One last, if incidental, note. I don’t think Christ felt shame about His nakedness. I believe the reason for this is because He was born without the form of the knowledge of good and evil which Adam obtained in eating the forbidden fruit and which he passed down to his descendents. I believe Christ escaped this form of knowledge due to His virgin birth. Interestingly, the Messianic section in Ps. 22 which speaks to the naked state experienced by a crucified victim, is, in the mouth of the Messiah, not expressed as nakedness as such. He does not say, “I saw my nakedness,” but rather, “They may tell all my bones,” a natural way a man who had no shame about his nakedness might express his unclothed state. Of course, for the benefit of others Christ dressed himself during his life.
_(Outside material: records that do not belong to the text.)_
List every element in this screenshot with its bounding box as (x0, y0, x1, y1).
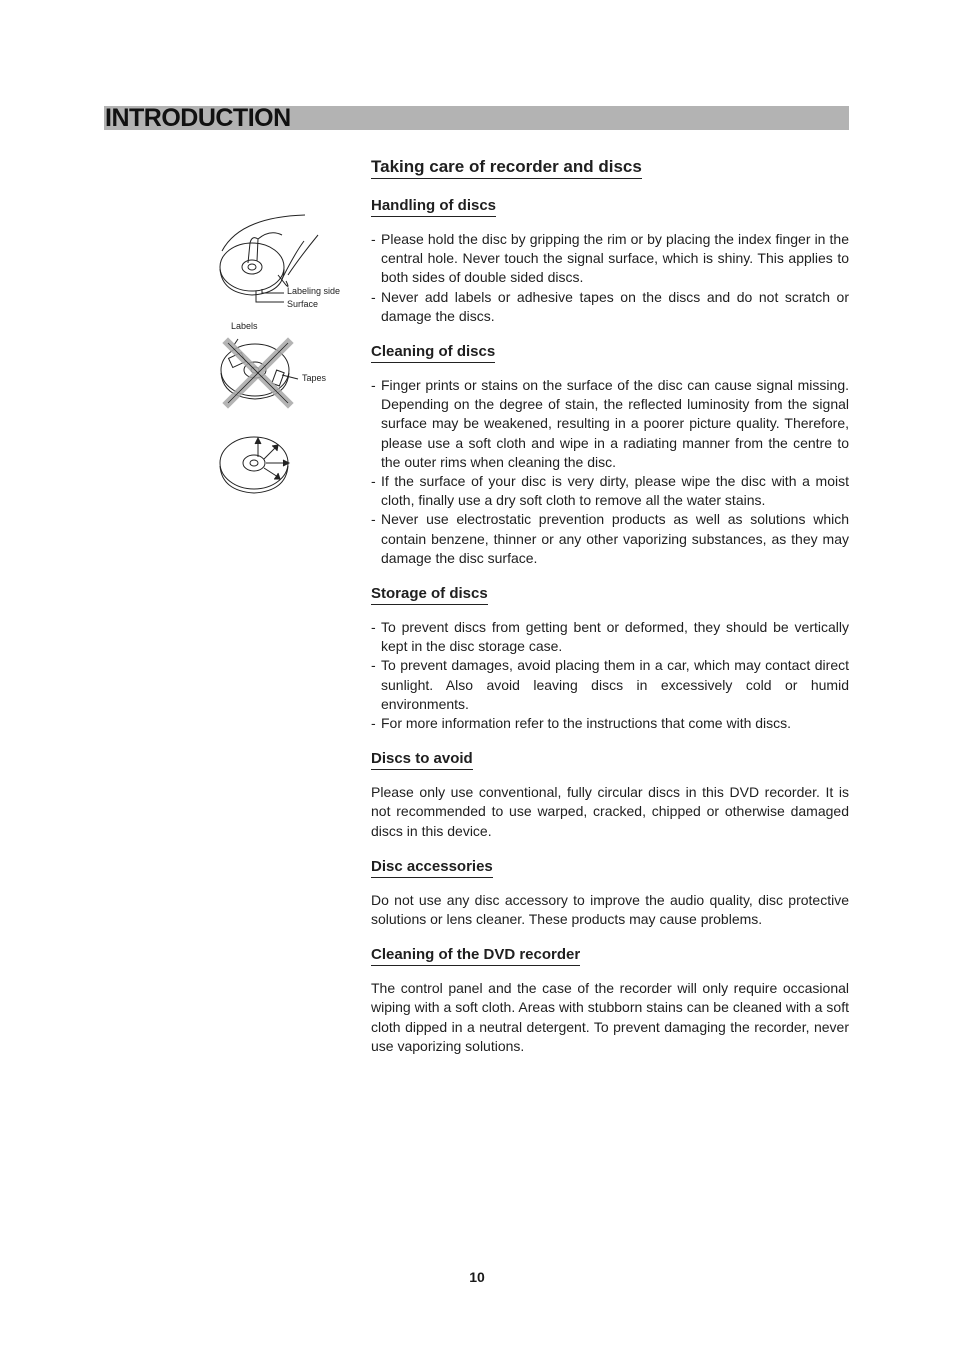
section-title-cleaning: Cleaning of discs (371, 343, 495, 363)
cleaning-list (371, 376, 849, 568)
main-content (371, 157, 849, 1072)
list-item: - Finger prints or stains on the surface of the disc can cause signal missing. Depending on the degree of stain, the reflected luminosity from the signal surface may be weakened, resulting in a poorer picture quality. Therefore, please use a soft cloth and wipe in a radiating manner from the centre to the outer rims when cleaning the disc. (371, 376, 849, 472)
section-title-recorder: Cleaning of the DVD recorder (371, 946, 580, 966)
list-item: - To prevent damages, avoid placing them in a car, which may contact direct sunlight. Also avoid leaving discs in excessively cold or humid environments. (371, 656, 849, 714)
section-accessories (371, 857, 849, 929)
disc-handling-illustration (200, 205, 360, 505)
handling-list (371, 230, 849, 326)
list-item: - For more information refer to the instructions that come with discs. (371, 714, 849, 733)
list-item: - Please hold the disc by gripping the rim or by placing the index finger in the central hole. Never touch the signal surface, which is shiny. This applies to both sides of double sided discs. (371, 230, 849, 288)
page-number: 10 (469, 1269, 485, 1285)
section-recorder (371, 945, 849, 1056)
list-item: - Never add labels or adhesive tapes on the discs and do not scratch or damage the discs. (371, 288, 849, 326)
storage-list (371, 618, 849, 733)
section-storage (371, 584, 849, 733)
section-title-handling: Handling of discs (371, 197, 496, 217)
section-handling (371, 196, 849, 326)
section-title-storage: Storage of discs (371, 585, 488, 605)
list-item: - Never use electrostatic prevention products as well as solutions which contain benzene, thinner or any other vaporizing substances, as they may damage the disc surface. (371, 510, 849, 568)
list-item: - To prevent discs from getting bent or deformed, they should be vertically kept in the disc storage case. (371, 618, 849, 656)
main-title: Taking care of recorder and discs (371, 157, 642, 179)
labeling-side-label: Labeling side (287, 286, 341, 296)
page-title: INTRODUCTION (105, 104, 291, 132)
list-item: - If the surface of your disc is very dirty, please wipe the disc with a moist cloth, finally use a dry soft cloth to remove all the water stains. (371, 472, 849, 510)
surface-label: Surface (287, 299, 319, 309)
tapes-label: Tapes (302, 373, 327, 383)
section-title-avoid: Discs to avoid (371, 750, 473, 770)
labels-label: Labels (231, 321, 258, 331)
avoid-paragraph: Please only use conventional, fully circular discs in this DVD recorder. It is not recommended to use warped, cracked, chipped or otherwise damaged discs in this device. (371, 784, 849, 839)
section-avoid (371, 749, 849, 841)
disc-illustrations (200, 205, 360, 505)
section-title-accessories: Disc accessories (371, 858, 493, 878)
disc-wipe-direction-icon (220, 437, 289, 493)
recorder-paragraph: The control panel and the case of the recorder will only require occasional wiping with a soft cloth. Areas with stubborn stains can be cleaned with a soft cloth dipped in a neutral detergent. To prevent damaging the recorder, never use vaporizing solutions. (371, 980, 849, 1054)
section-cleaning (371, 342, 849, 568)
accessories-paragraph: Do not use any disc accessory to improve the audio quality, disc protective solutions or lens cleaner. These products may cause problems. (371, 891, 849, 928)
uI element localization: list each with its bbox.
As for the believer, I think he will be delivered from Adam’s form of knowledge once he dies, leaving him in a state where again he experiences no shame in his nakedness. But this leaves open the question why people seem clothed in heaven. I don’t know if I have an exact answer for that, except that it may be for the benefit of those on earth still born with Adam’s form of knowledge during the Millenium, among whom I think the citizens of the New Jerusalem may have some interaction. I realize this touches on eschaetology and opens a can of worms for a lot of people (including myself), a subject I pretty much steer away from because I don’t feel overly competent discussing it. But to continue a discussion in this vien may be touching on too much minutia in this thread, anyway.
In any event, thanks for listening to this long explanation. I grant that we’re trying to fit a lot of puzzle pieces together—not an easy thing!